More specifically, the suggested framework produces a tri-level decision-making procedure. On the first level, we map the organization’s activities and evaluate the relative importance of each activity within a given dimension of the organization’s activity. On the second level, we calculate the relative importance of each dimension in the organization’s activities. Based on these two stages, managers can plan the performance management system, meaning they can decide which activities should be evaluated and the relative weights that should be given to each activity in the organization. To a certain extent, through this process the organization’s goals are also scanned and reevaluated. On the third level, we evaluate the measurement techniques through which activities are evaluated by assigning weights to their importance. This method also allows us to aggregate all of the performance components to produce a strategic performance management approach. Furthermore, given that the first stage is based on the workers’ evaluations of their role definition and assigned resources, the framework developed here can also help reform the organization’s structure.

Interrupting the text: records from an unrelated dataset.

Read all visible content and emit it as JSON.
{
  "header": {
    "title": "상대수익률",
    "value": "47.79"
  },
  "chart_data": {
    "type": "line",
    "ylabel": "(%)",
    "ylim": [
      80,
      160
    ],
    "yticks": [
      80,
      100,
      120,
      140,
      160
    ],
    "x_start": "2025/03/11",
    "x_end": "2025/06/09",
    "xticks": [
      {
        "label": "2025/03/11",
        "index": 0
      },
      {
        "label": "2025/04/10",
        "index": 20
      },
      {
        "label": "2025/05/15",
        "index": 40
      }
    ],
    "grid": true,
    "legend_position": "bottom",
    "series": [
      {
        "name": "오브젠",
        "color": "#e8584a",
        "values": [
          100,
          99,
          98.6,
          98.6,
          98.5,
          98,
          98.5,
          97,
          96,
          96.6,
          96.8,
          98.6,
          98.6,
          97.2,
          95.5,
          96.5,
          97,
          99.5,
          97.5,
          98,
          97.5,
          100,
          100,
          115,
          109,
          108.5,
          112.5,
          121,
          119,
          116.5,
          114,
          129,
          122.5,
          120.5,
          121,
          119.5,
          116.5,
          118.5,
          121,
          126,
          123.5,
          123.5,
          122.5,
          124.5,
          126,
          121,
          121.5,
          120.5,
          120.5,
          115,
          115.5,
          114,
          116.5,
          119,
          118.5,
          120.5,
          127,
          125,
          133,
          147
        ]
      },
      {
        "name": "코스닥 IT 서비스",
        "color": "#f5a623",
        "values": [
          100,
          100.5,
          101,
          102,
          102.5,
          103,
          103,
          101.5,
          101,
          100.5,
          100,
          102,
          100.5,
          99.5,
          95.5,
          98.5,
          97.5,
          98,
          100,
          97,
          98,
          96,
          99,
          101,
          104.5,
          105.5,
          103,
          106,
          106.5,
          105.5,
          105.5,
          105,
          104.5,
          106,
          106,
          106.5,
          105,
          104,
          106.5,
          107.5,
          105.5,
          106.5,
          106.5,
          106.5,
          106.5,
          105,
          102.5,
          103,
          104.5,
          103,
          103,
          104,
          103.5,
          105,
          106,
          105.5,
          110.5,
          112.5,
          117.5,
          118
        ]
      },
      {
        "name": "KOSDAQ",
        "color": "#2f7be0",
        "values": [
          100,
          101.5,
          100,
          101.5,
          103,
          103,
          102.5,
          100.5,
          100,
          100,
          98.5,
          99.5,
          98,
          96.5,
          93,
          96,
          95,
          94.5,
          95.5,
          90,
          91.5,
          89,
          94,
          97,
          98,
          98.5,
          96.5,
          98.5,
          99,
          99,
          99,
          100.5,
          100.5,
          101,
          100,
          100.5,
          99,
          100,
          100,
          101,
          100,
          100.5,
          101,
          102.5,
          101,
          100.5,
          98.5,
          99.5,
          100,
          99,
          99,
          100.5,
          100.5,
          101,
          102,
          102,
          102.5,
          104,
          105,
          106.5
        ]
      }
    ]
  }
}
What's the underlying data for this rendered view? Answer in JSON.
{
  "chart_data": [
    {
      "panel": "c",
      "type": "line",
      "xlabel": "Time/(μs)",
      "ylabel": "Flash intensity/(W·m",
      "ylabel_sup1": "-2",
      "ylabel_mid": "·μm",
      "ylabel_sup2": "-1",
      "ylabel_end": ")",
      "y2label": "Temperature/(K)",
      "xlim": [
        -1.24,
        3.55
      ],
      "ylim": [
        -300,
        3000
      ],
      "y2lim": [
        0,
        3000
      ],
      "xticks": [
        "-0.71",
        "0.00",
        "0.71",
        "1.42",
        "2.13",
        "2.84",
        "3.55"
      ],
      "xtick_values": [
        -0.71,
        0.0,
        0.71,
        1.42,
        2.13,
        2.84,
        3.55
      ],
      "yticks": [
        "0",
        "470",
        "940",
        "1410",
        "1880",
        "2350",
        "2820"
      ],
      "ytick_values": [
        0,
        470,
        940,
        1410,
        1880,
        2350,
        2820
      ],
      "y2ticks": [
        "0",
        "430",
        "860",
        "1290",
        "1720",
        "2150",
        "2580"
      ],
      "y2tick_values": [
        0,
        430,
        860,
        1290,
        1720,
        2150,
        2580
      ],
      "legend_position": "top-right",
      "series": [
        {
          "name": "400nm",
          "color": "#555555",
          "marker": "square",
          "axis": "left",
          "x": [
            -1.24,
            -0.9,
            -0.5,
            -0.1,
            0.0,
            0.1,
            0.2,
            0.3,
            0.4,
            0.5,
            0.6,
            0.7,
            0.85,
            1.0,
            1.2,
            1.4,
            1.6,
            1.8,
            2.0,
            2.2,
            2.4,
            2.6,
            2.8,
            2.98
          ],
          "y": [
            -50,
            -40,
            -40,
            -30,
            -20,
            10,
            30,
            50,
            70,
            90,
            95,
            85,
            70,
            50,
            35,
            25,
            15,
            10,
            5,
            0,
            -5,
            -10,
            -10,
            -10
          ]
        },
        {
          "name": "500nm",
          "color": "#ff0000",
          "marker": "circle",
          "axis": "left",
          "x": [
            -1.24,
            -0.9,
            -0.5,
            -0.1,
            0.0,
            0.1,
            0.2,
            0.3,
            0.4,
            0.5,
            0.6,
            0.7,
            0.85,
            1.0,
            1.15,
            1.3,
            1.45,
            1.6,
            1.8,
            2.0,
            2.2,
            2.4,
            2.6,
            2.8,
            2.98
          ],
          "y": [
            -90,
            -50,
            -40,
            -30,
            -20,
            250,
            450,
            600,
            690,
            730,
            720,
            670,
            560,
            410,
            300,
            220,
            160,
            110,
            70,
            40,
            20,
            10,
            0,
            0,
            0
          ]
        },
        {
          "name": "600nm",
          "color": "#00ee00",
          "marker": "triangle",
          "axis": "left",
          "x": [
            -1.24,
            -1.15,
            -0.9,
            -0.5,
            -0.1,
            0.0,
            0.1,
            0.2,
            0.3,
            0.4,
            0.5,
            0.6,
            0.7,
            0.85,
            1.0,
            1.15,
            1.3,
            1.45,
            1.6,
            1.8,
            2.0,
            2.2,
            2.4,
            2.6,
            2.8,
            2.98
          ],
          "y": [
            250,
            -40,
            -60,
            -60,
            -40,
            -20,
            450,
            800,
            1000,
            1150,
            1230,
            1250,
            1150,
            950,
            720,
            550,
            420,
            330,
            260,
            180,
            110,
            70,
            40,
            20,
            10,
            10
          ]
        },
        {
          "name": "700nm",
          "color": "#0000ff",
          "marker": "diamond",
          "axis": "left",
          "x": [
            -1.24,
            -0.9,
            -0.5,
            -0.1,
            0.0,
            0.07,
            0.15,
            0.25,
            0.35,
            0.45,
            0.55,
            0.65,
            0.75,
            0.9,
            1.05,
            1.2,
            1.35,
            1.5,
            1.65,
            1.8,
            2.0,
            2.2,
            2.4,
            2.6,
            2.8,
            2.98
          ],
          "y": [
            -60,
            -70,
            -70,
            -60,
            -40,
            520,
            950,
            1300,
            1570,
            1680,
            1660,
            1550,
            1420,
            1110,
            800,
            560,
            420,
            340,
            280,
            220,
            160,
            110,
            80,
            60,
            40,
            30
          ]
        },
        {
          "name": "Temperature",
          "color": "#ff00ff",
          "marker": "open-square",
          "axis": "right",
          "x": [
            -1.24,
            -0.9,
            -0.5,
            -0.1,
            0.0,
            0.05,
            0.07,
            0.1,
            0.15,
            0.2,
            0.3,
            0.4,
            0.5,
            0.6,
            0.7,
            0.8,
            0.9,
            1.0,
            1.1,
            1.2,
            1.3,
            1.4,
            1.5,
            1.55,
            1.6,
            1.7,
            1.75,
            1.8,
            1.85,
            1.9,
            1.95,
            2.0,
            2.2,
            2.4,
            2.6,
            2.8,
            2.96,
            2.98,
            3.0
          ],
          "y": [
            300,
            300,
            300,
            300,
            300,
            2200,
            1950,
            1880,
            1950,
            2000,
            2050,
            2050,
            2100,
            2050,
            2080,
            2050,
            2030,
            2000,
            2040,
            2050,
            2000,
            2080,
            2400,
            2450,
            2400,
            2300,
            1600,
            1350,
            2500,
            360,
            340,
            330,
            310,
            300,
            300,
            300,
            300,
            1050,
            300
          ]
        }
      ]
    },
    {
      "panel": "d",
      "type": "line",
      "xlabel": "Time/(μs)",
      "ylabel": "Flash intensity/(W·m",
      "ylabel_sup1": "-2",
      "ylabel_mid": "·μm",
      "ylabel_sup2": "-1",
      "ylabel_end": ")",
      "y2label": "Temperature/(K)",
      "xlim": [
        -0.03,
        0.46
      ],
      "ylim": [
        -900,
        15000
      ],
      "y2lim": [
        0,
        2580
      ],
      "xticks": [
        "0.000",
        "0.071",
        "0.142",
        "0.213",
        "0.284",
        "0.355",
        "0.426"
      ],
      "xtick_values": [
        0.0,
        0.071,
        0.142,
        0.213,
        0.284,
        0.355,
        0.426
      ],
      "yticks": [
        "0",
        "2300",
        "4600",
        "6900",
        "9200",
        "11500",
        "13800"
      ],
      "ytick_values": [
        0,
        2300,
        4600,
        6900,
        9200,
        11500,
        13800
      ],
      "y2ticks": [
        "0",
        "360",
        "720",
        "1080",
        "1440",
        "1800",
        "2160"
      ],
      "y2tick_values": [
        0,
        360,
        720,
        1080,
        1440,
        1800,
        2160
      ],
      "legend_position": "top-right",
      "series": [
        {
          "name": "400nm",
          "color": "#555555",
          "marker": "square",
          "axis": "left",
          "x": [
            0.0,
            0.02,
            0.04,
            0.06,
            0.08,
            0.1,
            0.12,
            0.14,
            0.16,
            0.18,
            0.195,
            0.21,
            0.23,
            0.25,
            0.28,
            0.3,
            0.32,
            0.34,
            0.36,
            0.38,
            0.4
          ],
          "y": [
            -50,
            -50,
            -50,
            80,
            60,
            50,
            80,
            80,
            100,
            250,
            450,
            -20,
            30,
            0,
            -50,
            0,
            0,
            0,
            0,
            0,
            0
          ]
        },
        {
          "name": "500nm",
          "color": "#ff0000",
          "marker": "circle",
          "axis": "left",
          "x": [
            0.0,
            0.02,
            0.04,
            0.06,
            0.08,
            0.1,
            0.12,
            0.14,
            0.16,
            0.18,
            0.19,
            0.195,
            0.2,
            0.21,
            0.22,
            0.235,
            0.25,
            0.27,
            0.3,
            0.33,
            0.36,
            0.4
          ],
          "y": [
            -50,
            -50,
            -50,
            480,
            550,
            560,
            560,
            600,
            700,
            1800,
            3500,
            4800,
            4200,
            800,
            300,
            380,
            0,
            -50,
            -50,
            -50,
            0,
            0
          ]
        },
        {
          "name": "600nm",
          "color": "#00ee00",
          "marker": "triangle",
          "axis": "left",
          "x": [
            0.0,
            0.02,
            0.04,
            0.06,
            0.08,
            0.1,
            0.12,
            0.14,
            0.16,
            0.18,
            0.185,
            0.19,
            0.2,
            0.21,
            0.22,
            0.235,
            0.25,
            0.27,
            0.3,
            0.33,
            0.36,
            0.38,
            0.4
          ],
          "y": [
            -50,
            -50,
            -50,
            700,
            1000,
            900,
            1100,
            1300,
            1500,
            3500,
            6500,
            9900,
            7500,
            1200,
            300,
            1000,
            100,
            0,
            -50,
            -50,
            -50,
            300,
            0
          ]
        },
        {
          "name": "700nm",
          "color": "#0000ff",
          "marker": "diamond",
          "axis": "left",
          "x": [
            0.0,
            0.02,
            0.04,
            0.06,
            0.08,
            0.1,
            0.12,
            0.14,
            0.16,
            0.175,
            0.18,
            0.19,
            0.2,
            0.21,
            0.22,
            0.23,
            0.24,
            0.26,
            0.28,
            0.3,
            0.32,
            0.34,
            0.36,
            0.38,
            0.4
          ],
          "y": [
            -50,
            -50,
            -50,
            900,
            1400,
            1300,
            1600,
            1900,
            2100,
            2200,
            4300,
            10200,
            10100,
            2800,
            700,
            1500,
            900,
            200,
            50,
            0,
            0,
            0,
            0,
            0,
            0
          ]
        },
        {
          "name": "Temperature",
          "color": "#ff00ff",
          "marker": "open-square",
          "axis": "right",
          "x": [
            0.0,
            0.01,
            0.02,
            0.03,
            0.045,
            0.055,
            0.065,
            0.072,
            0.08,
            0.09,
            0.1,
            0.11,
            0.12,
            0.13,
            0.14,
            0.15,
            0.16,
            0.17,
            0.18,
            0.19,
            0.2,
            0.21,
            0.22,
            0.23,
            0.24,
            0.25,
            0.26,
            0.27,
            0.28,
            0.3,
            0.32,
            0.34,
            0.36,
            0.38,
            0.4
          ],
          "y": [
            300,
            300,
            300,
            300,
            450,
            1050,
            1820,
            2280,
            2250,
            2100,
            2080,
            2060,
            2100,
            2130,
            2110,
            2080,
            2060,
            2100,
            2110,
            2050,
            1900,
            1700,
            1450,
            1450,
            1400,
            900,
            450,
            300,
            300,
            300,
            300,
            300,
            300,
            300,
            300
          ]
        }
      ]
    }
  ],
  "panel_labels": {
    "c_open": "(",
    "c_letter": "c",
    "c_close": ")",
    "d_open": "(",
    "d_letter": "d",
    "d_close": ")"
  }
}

To demonstrate the general framework and its empirical applicability, we develop decision-making tools for evaluating the performance of internal auditing in local government. In this case, performance is important, because it indicates how political and bureaucratic players view and treat public policy and decision-making processes. In our context, the first stage requires the identification of the main components of each function. We then use the AHP methodology to rank the relative importance of each component in the auditing report by assigning weights to each one. Finally, we apply this method to functions in local governments to illustrate the applicability of the framework to public organizations.